Дверь открылась наполовину и в нее протиснулся один человек. Евгения услышала его дыхание:
– А ты растолстел, – сказала она со мстительной радостью.
– Совсем немного.
– Среди невидимок, оказывается, тоже бывают толстые? Кушать надо меньше, свинья.
– Я теперь вообще не ем. Ты напрасно ругаешься.
– Ах, да! Ты же теперь питаешься святым духом. Я совсем забыла. А испражняешься ты тоже святым духом?
– У меня вообще нет органов пищеварения.
– Жалеешь?
– Нет.
– Теперь рассказывай, что с тобой случилось. И быстро рассказывай. Иначе станешь третьим.
Евгения вспомнила пришельцев, пойманных вместе с летающим блюдцем как раз накануне катастрофы. У них тоже не было органов питания и половых различий.
Когда они решили умереть, то взялись за руки. Как мило. А Коре разрезал их блюдце и не нашел в блюдце даже намека на оружие. Как глупо. Впрочем, умереть, взявшись за руки – в этом что-то есть.
– А мужчиной ты тоже перестал быть? – спросила она.
– Да.
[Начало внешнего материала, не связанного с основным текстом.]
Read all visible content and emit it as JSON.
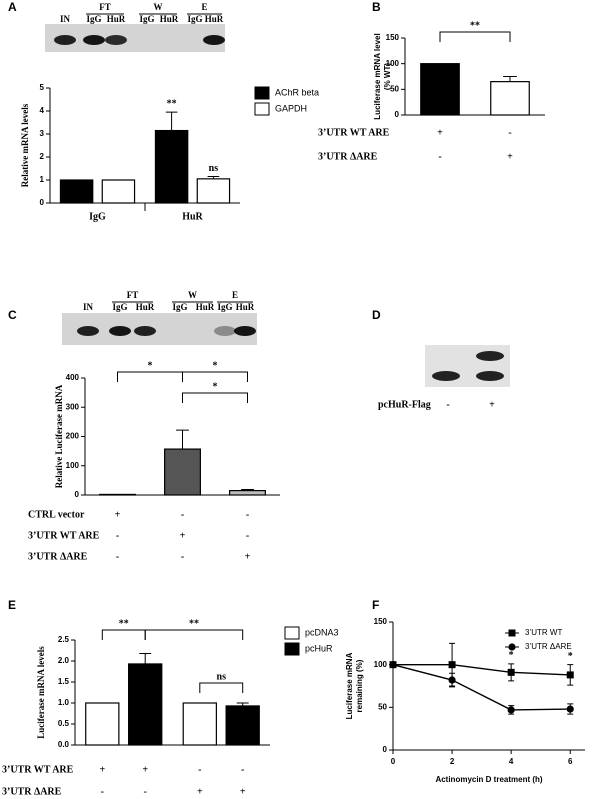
{
  "chart_data": [
    {
      "panel": "A",
      "type": "bar",
      "ylabel": "Relative mRNA levels",
      "categories": [
        "IgG",
        "HuR"
      ],
      "series": [
        {
          "name": "AChR beta",
          "color": "#000000",
          "values": [
            1,
            3.15
          ],
          "errors": [
            0,
            0.8
          ]
        },
        {
          "name": "GAPDH",
          "color": "#ffffff",
          "values": [
            1,
            1.05
          ],
          "errors": [
            0,
            0.1
          ]
        }
      ],
      "ylim": [
        0,
        5
      ],
      "yticks": [
        0,
        1,
        2,
        3,
        4,
        5
      ],
      "annotations": [
        "**",
        "ns"
      ]
    },
    {
      "panel": "B",
      "type": "bar",
      "ylabel": [
        "Luciferase mRNA level",
        "(% WT)"
      ],
      "categories": [
        null,
        null
      ],
      "series": [
        {
          "colors": [
            "#000000",
            "#ffffff"
          ],
          "values": [
            100,
            65
          ],
          "errors": [
            0,
            10
          ]
        }
      ],
      "ylim": [
        0,
        150
      ],
      "yticks": [
        0,
        50,
        100,
        150
      ],
      "conditions": [
        {
          "label": "3’UTR WT ARE",
          "marks": [
            "+",
            "-"
          ]
        },
        {
          "label": "3’UTR ΔARE",
          "marks": [
            "-",
            "+"
          ]
        }
      ],
      "annotations": [
        "**"
      ]
    },
    {
      "panel": "C",
      "type": "bar",
      "ylabel": "Relative Luciferase mRNA",
      "categories": [
        null,
        null,
        null
      ],
      "series": [
        {
          "colors": [
            "#ffffff",
            "#555555",
            "#bbbbbb"
          ],
          "values": [
            2,
            157,
            15
          ],
          "errors": [
            0,
            65,
            4
          ]
        }
      ],
      "ylim": [
        0,
        400
      ],
      "yticks": [
        0,
        100,
        200,
        300,
        400
      ],
      "conditions": [
        {
          "label": "CTRL vector",
          "marks": [
            "+",
            "-",
            "-"
          ]
        },
        {
          "label": "3’UTR WT ARE",
          "marks": [
            "-",
            "+",
            "-"
          ]
        },
        {
          "label": "3’UTR  ΔARE",
          "marks": [
            "-",
            "-",
            "+"
          ]
        }
      ],
      "annotations": [
        "*",
        "*",
        "*"
      ]
    },
    {
      "panel": "E",
      "type": "bar",
      "ylabel": "Luciferase mRNA levels",
      "categories": [
        null,
        null
      ],
      "series": [
        {
          "name": "pcDNA3",
          "color": "#ffffff",
          "values": [
            1,
            1
          ],
          "errors": [
            0,
            0
          ]
        },
        {
          "name": "pcHuR",
          "color": "#000000",
          "values": [
            1.93,
            0.93
          ],
          "errors": [
            0.25,
            0.07
          ]
        }
      ],
      "ylim": [
        0,
        2.5
      ],
      "yticks": [
        {
          "value": 0,
          "label": "0.0"
        },
        {
          "value": 0.5,
          "label": "0.5"
        },
        {
          "value": 1,
          "label": "1.0"
        },
        {
          "value": 1.5,
          "label": "1.5"
        },
        {
          "value": 2,
          "label": "2.0"
        },
        {
          "value": 2.5,
          "label": "2.5"
        }
      ],
      "conditions": [
        {
          "label": "3’UTR WT ARE",
          "marks": [
            "+",
            "+",
            "-",
            "-"
          ]
        },
        {
          "label": "3’UTR ΔARE",
          "marks": [
            "-",
            "-",
            "+",
            "+"
          ]
        }
      ],
      "annotations": [
        "**",
        "**",
        "ns"
      ]
    },
    {
      "panel": "F",
      "type": "line",
      "xlabel": "Actinomycin D treatment (h)",
      "ylabel": [
        "Luciferase mRNA",
        "remaining (%)"
      ],
      "x": [
        0,
        2,
        4,
        6
      ],
      "series": [
        {
          "name": "3’UTR WT",
          "color": "#000000",
          "marker": "square",
          "values": [
            100,
            100,
            91,
            88
          ],
          "errors": [
            0,
            25,
            10,
            12
          ]
        },
        {
          "name": "3’UTR ΔARE",
          "color": "#000000",
          "marker": "circle",
          "values": [
            100,
            82,
            47,
            48
          ],
          "errors": [
            0,
            8,
            5,
            6
          ]
        }
      ],
      "xlim": [
        0,
        6.5
      ],
      "xticks": [
        0,
        2,
        4,
        6
      ],
      "ylim": [
        0,
        150
      ],
      "yticks": [
        0,
        50,
        100,
        150
      ],
      "annotations": [
        "*",
        "*"
      ]
    }
  ],
  "blots": [
    {
      "single": "IN",
      "groups": [
        {
          "name": "FT",
          "lanes": [
            "IgG",
            "HuR"
          ]
        },
        {
          "name": "W",
          "lanes": [
            "IgG",
            "HuR"
          ]
        },
        {
          "name": "E",
          "lanes": [
            "IgG",
            "HuR"
          ]
        }
      ]
    },
    {
      "single": "IN",
      "groups": [
        {
          "name": "FT",
          "lanes": [
            "IgG",
            "HuR"
          ]
        },
        {
          "name": "W",
          "lanes": [
            "IgG",
            "HuR"
          ]
        },
        {
          "name": "E",
          "lanes": [
            "IgG",
            "HuR"
          ]
        }
      ]
    },
    {
      "panel": "D",
      "label": "pcHuR-Flag",
      "marks": [
        "-",
        "+"
      ]
    }
  ]
}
Теперь это мне не нужно.
– Конечно. Рассказывай мне сказки. Тебе это не нужно. Какое у тебя теперь лицо? Бороду сбрил? Немужчинам ведь борода не к чему?
– Давно сбрил, она слишком поредела.
– Жаль. Она мне нравилась.
Шнур выдернулся из разъема и громко упал на пол. Евгения выстрелила и в полу осталась дыра с догорающими краями. Шнур отбросило на стену, высоко, потом он свалился прямо ей на колени. Евгения взяла шнур в руку.
– Здесь еще кто-то есть?
– Нет больше никого, – сказал Жилкис. – У тебя просто нервы сдают. Просто шнур выпал от вибрации.
Евгения продолжала играть разорванным концом шнура. Она прислушивалась.
Не было никакой вибрации. Но и посторонних тоже не было.
– Слушай, слушай, все равно никого здесь нет.
Она положила шнур на колени, ладони положила сверху.
– Ты иногда вспоминал?
– Нет.
– Я тоже, – сказала она.
Так странно было сидеть сейчас, здесь, совсем рядом, так, что при желании можно даже протянуть руку и дотронуться, спустя столько лет, спустя целую вечность, пройдя сквозь целые миры необратимого – как будто два парусника разошлись в море и уплыли в противоположные стороны, чтобы никогда больше не встречаться, но все же встретились, потому что планета круглая – но встретились в чужом океане и один из них потерял паруса, а второй стал Летучим Голландцем.
Так странно и так неправильно быть здесь и говорить эти слова: «Я тоже».
– Я тоже, – сказала она и сжала кулаки.
Шнур обвился вокруг запястий.
Она попыталась вырваться, но еще три шнура выскочили из нижних ящиков и опутали ей ноги. Потом еще один охватил за шею и стал душить. Парализатор вначале свалился на пол, потом взлетел и теперь висел в воздухе, направленный стволом ей в грудь. Сейчас он был поставлен на стрельбу разрывными пулями.
– Зачем ты убила их? – спросил невидимый Жилкис.
– Потому что я их ненавижу.
– Почему ты их ненавидишь?
– Потому что они похожи на тебя, недоумок.
Ствол качнулся в воздухе. Казалось, невидимка раздумывает.
– Ну, стреляй!
– О, нет. Ты собиралась умереть так просто? Ничего не получится. Во-первых, я не могу тебя убить, потому что во мне нет ни капли ненависти – я ведь больше не человек. Во-вторых, потому что за нами по пятам идут люди и только ты поможешь нам от них избавиться.